Elle lui rappelle qu'il ne suffit pas d'affirmer qu'il faut « connaître et reconnaître l'enseignement agricole » et parallèlement prévoir dans le budget 2010 de nouvelles restrictions. Elle souhaiterait lui rappeler la forte inquiétude des personnels, des parents et des élèves de l'enseignement agricole public qui s'est particulièrement manifestée à la fin de l'année scolaire 2008/2009 et qui est toujours vive aujourd'hui.
Elle lui demande si les 132 postes qui avaient été précédemment rétablis ainsi que les 60 équivalents temps plein promis en août dernier, seront bien confirmés et rétablis de façon pérenne. Elle lui demande aussi quelles mesures il compte prendre pour « épargner le plus possible » l'enseignement agricole public et clarifier les répartitions budgétaires entre le public et le privé.
M. le président. La parole est à Mme Marie-France Beaufils, auteur de la question n° 669, adressée à M. le ministre de l'alimentation, de l'agriculture et de la pêche.

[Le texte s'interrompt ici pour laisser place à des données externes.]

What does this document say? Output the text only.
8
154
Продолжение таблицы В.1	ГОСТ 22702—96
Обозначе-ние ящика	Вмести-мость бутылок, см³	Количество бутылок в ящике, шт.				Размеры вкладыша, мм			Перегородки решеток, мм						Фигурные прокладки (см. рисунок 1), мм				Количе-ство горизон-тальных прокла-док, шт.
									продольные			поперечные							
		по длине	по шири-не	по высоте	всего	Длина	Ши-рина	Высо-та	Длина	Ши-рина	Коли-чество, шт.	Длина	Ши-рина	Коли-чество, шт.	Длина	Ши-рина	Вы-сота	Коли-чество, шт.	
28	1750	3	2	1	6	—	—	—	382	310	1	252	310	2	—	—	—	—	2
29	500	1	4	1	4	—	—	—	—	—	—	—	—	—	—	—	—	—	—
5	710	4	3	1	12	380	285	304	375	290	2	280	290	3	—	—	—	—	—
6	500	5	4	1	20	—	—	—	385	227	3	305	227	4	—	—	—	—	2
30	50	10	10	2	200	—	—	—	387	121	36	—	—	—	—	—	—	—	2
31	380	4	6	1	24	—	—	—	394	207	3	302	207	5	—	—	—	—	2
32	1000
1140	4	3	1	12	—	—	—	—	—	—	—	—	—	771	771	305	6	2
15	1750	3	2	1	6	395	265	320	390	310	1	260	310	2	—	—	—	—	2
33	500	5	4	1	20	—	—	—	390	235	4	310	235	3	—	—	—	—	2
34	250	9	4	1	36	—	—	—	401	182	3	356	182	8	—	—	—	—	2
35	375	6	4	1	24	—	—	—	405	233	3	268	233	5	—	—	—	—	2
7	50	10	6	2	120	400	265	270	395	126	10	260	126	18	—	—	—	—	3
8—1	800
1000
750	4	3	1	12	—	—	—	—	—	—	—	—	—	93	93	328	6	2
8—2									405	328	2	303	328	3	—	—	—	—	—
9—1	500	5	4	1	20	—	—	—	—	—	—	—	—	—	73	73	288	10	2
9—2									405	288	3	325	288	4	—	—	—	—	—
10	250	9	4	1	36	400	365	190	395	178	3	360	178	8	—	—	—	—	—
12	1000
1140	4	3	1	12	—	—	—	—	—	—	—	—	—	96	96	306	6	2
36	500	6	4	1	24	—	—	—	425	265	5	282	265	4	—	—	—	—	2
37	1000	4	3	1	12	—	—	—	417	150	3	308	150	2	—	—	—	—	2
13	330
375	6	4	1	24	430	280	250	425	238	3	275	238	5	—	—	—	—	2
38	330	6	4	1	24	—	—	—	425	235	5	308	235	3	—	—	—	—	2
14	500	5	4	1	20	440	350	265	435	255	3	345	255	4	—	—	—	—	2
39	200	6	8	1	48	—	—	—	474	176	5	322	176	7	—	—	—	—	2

Mme Marie-France Beaufils. Monsieur le président, madame la ministre de l'outre-mer, j'ai été amenée, à maintes reprises, à porter dans cette enceinte la voix des personnels enseignants et administratifs, des parents d'élèves, ainsi que des élèves de l'enseignement agricole public. Je souhaite, une fois de plus, alerter le Gouvernement – car il ne les a toujours pas entendus ! – sur leurs conditions de travail et d'études, qui ne font que s'aggraver au fil des ans.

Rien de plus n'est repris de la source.